Application of nanopore-based ultra-fast DNA sequencing to batteries

The single-molecule nanopore analysis technique, combining a nanohole and electrical measurement, enables the detection and identification of a single species in the nanopore. This technique responds to societal challenges in the healthcare field. One of the success stories we'll be presenting is ultra-fast DNA sequencing using nanopore technology, which is low-cost and can be performed on a USB key, opening the door to personalized medicine.

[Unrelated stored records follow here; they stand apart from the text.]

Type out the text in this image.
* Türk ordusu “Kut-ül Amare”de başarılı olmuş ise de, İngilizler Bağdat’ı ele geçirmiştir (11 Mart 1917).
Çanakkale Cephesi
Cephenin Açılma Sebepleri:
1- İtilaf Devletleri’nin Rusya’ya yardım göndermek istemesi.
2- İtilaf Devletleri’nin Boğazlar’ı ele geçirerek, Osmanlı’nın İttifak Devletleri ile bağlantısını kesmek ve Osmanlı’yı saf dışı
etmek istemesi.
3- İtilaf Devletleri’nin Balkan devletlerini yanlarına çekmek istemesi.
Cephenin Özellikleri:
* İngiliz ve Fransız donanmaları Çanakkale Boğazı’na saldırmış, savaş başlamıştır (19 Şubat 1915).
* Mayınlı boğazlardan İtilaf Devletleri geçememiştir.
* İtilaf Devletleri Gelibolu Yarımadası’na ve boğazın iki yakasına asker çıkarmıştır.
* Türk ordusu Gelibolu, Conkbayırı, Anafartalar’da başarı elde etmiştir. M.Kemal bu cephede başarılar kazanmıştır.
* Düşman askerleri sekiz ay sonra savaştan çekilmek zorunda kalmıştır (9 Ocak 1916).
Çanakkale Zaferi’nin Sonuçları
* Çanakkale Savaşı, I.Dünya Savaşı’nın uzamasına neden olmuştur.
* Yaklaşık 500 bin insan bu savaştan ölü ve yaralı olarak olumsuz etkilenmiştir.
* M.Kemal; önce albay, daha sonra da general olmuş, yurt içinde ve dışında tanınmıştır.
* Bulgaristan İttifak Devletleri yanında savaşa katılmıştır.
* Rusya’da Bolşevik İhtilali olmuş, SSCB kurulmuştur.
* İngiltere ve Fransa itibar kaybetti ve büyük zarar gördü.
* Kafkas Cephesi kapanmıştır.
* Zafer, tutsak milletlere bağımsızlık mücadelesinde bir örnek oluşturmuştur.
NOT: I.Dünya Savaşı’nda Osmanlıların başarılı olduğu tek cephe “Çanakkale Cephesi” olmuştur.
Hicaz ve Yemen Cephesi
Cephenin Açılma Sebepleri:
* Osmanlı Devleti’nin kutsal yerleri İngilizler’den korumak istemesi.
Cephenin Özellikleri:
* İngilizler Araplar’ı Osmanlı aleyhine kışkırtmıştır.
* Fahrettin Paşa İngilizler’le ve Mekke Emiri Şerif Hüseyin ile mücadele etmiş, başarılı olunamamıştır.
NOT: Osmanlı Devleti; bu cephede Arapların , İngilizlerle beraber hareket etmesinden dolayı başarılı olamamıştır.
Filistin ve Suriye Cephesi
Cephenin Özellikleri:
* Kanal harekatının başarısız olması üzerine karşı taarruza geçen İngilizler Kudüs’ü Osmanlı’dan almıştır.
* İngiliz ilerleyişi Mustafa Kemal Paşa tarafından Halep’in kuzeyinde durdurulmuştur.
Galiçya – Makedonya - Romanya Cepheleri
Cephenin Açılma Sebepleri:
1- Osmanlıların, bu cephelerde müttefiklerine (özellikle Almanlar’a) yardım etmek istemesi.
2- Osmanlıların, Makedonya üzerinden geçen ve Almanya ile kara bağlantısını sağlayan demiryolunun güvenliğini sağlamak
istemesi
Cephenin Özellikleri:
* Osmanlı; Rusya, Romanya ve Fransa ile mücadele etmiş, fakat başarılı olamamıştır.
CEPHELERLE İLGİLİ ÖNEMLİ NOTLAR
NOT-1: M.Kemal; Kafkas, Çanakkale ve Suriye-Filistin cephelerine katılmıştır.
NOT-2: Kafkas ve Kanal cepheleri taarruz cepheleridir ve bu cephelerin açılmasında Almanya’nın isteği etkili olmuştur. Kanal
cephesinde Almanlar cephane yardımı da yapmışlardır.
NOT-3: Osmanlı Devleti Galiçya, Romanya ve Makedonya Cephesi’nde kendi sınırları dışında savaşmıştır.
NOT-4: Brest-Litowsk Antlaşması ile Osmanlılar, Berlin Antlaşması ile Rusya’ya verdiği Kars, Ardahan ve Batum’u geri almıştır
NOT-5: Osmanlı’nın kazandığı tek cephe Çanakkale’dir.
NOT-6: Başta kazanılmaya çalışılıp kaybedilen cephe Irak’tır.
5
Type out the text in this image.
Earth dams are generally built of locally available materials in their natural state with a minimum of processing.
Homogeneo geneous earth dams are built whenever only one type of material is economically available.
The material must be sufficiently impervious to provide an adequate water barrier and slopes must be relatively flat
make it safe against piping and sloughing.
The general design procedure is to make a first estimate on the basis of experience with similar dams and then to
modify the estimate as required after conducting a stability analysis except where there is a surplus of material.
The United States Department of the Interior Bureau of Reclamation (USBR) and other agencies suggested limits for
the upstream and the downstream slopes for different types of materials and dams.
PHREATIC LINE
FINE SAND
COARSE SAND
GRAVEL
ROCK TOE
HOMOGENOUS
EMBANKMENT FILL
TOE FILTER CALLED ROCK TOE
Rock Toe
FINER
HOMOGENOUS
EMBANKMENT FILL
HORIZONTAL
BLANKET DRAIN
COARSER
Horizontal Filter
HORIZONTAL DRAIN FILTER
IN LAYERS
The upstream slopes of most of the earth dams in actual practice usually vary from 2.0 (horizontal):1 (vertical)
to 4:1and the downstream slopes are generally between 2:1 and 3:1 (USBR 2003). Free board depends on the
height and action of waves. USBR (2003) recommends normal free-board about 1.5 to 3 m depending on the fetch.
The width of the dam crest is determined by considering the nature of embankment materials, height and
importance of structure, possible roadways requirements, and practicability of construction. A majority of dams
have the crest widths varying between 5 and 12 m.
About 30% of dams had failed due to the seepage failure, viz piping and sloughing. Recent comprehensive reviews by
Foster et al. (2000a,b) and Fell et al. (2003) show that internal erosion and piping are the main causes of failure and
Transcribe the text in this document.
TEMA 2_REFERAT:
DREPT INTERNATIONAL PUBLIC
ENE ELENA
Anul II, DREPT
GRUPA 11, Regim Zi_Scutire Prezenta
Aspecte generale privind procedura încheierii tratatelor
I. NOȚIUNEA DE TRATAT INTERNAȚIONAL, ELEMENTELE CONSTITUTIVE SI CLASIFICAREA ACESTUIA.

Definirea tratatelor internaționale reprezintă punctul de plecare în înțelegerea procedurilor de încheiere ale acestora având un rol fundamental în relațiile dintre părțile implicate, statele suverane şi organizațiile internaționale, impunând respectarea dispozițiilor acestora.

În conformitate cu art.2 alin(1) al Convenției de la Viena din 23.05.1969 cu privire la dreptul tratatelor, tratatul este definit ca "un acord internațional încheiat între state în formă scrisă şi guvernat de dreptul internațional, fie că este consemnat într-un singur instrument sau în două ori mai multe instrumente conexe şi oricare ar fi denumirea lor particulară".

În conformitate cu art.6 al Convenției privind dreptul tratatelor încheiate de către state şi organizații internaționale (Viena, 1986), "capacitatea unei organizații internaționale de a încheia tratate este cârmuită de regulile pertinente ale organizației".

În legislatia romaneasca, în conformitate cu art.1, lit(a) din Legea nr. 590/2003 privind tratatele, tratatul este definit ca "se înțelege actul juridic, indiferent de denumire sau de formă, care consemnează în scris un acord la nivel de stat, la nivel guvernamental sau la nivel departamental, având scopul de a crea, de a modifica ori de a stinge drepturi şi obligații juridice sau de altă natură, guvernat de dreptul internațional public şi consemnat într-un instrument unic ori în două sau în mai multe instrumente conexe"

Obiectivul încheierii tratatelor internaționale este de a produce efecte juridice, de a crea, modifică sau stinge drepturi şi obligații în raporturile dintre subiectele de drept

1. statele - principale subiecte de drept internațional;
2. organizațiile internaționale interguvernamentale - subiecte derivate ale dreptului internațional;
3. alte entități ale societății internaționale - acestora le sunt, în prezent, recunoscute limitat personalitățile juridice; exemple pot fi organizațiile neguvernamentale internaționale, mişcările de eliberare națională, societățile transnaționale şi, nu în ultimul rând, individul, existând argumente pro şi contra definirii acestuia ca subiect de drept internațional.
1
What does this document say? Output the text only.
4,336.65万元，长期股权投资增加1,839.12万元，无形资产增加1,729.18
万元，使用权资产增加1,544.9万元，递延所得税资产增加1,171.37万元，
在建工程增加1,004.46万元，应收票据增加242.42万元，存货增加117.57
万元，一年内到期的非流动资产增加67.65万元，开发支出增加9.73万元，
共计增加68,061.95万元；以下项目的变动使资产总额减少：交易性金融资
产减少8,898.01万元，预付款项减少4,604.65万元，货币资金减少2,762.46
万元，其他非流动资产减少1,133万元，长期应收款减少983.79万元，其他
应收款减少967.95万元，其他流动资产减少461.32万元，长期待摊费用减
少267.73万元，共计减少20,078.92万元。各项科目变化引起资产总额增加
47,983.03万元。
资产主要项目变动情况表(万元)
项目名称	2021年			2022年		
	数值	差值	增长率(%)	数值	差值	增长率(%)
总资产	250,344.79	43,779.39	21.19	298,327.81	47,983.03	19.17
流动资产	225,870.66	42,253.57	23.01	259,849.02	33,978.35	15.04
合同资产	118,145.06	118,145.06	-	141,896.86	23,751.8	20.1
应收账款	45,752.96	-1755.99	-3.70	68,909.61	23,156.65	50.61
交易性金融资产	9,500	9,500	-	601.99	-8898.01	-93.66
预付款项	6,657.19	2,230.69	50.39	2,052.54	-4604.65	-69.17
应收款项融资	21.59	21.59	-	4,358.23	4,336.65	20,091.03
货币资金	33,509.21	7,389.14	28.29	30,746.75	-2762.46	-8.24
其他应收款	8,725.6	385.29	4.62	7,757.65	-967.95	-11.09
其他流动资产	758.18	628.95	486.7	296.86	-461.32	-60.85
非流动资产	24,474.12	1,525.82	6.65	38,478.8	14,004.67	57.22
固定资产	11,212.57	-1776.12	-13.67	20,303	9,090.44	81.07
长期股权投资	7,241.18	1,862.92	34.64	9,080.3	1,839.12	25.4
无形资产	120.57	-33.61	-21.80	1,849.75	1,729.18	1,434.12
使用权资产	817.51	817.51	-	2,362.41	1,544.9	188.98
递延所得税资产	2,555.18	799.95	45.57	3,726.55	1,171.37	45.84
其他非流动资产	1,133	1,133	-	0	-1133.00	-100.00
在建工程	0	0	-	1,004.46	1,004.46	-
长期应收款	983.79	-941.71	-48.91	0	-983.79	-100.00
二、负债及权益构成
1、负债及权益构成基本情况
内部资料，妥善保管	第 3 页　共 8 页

This biotechnological revolution is not only stimulating researchers worldwide, but also the creation of start-ups exploring the possibility of detecting biomarkers of serious diseases in very small quantities from biofluids or a single cell, as well as reading the information carried by other biomolecules of interest, such as proteins. The role of the battery in sustainable development, and in particular in the energy transition, will be essential in the years to come, by ensuring high-performance electrochemical energy storage. One of the challenges to be overcome is to extend their lifespan and increase their performance. One possible solution would be to inject intelligence into batteries via sensors for real-time diagnosis of their state of health. We will show how we can analyze and sequence single-molecule biomarker species such as polysulfides using nanopores. In this way, the nanopore will provide an ultra-sensitive electrical sensor for detecting and discriminating between different species in the electrolyte of the battery in operation.